Important factors to consider when investing in mutual funds

When it comes to selecting a mutual fund, investors have a lot of choices. However, considering a few important factors can help make the decision easier. In reviewing mutual fund options, be sure to evaluate your:

  • Goals - What do you want from your investment? Are you saving for your retirement, your children's college or investing money for future generations? The answers to these questions can help narrow down which funds would work best.
  • Time horizon - Equally as important, you should know how much time you have to devote to that goal. If you think you'll need your money in the near future, say within three years to five years, then a mutual fund may not be the best option. That's because the return in that amount of time, minus the fees, may not be enough to make the investment worth it.
  • Risk tolerance - Determine how comfortable you are with risk—and invest accordingly. Understanding your own risk profile can help you select funds with strategies and asset allocations that fit your goals.

What are some risks associated with mutual funds?

  • Investors should understand that portfolio managers can't guarantee the performance of the fund, and there's the potential for loss of principal on the investment.
  • The fund's diversification can have a diluting effect on positive returns; for example, if one stock in the fund doubles its share price, that's not necessarily reflected in the fund's overall return.

What are some myths surrounding mutual funds?

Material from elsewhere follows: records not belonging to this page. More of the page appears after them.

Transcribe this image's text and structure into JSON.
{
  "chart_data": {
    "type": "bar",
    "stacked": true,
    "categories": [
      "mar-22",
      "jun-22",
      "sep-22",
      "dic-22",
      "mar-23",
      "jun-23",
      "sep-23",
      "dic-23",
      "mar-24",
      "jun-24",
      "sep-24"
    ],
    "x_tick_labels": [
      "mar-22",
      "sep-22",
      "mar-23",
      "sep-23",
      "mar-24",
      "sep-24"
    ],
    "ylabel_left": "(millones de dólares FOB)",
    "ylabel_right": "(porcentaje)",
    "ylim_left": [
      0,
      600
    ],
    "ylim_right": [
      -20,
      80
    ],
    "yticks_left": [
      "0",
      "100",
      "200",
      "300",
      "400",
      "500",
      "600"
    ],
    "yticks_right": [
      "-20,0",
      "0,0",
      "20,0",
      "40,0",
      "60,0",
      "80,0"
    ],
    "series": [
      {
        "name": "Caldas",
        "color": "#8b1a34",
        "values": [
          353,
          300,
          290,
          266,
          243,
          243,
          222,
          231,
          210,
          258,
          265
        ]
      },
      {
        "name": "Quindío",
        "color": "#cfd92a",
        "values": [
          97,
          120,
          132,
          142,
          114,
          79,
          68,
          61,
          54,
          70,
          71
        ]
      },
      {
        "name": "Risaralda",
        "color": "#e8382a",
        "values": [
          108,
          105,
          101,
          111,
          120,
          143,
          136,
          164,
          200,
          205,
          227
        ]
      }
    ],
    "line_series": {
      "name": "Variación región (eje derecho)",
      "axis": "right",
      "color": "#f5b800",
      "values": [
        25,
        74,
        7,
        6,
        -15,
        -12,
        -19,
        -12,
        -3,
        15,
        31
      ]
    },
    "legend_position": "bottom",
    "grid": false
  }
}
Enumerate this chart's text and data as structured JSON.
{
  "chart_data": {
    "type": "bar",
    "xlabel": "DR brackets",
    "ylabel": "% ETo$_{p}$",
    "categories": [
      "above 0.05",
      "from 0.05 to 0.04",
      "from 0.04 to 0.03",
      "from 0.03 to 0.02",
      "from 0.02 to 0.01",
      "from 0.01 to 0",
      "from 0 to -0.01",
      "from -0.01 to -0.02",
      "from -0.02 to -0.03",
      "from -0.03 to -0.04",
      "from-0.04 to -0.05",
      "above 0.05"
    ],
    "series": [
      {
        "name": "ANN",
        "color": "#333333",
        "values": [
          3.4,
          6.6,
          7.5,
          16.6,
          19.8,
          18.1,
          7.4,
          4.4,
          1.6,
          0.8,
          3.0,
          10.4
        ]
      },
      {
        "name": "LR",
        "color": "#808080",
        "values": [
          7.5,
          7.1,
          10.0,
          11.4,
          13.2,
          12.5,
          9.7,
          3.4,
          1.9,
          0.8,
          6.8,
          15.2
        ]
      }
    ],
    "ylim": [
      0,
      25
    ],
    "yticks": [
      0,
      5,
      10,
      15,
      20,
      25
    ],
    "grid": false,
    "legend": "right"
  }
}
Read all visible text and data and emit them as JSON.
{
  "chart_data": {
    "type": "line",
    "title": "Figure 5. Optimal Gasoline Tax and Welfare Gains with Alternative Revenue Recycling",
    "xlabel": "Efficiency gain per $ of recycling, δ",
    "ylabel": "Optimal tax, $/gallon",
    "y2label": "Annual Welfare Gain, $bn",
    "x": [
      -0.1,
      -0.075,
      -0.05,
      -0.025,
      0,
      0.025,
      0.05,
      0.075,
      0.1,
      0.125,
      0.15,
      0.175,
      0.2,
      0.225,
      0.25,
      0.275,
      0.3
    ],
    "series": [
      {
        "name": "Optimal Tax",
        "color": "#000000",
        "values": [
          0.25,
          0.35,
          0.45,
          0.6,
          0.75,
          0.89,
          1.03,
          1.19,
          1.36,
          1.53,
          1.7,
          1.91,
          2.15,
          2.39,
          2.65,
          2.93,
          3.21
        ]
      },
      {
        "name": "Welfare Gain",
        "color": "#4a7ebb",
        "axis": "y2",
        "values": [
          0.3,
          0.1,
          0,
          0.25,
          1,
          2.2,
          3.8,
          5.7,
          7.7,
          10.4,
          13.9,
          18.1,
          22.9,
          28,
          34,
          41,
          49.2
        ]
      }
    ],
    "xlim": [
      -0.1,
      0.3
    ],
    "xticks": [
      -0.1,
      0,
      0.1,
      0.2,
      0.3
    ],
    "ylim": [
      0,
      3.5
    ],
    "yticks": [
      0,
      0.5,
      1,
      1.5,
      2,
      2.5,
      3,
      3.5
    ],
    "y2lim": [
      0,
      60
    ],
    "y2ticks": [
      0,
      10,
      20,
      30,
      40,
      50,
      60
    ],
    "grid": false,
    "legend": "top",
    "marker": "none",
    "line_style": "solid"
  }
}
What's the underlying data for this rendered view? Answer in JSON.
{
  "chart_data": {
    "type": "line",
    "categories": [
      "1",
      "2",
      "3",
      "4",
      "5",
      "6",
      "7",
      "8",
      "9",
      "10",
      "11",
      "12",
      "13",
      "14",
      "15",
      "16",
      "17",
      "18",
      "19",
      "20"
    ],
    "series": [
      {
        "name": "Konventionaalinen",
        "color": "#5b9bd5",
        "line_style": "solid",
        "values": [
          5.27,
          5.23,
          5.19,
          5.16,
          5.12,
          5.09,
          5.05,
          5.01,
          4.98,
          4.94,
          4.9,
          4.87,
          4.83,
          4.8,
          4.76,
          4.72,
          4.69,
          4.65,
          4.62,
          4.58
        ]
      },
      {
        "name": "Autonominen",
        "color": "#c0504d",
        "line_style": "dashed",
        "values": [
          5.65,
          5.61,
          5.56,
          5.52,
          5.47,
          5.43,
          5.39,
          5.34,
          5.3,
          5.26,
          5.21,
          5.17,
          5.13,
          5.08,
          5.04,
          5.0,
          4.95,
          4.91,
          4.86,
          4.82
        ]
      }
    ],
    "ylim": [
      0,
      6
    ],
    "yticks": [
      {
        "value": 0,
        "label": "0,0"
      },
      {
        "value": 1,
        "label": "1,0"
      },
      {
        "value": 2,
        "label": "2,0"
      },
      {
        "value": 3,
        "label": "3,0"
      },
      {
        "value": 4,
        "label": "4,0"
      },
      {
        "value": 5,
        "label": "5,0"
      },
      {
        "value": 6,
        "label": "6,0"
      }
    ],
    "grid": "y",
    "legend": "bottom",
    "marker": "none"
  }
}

  • The biggest misunderstanding regarding mutual funds is that investors own shares of the fund's holdings. That's not the case; instead investors own shares of the fund, and not the fund's underlying investments.
  • Another common myth is that mutual funds are only comprised of stocks. In fact, mutual funds can invest in a variety of asset classes including, but not limited to, cash instruments, fixed income and non-traditional income vehicles.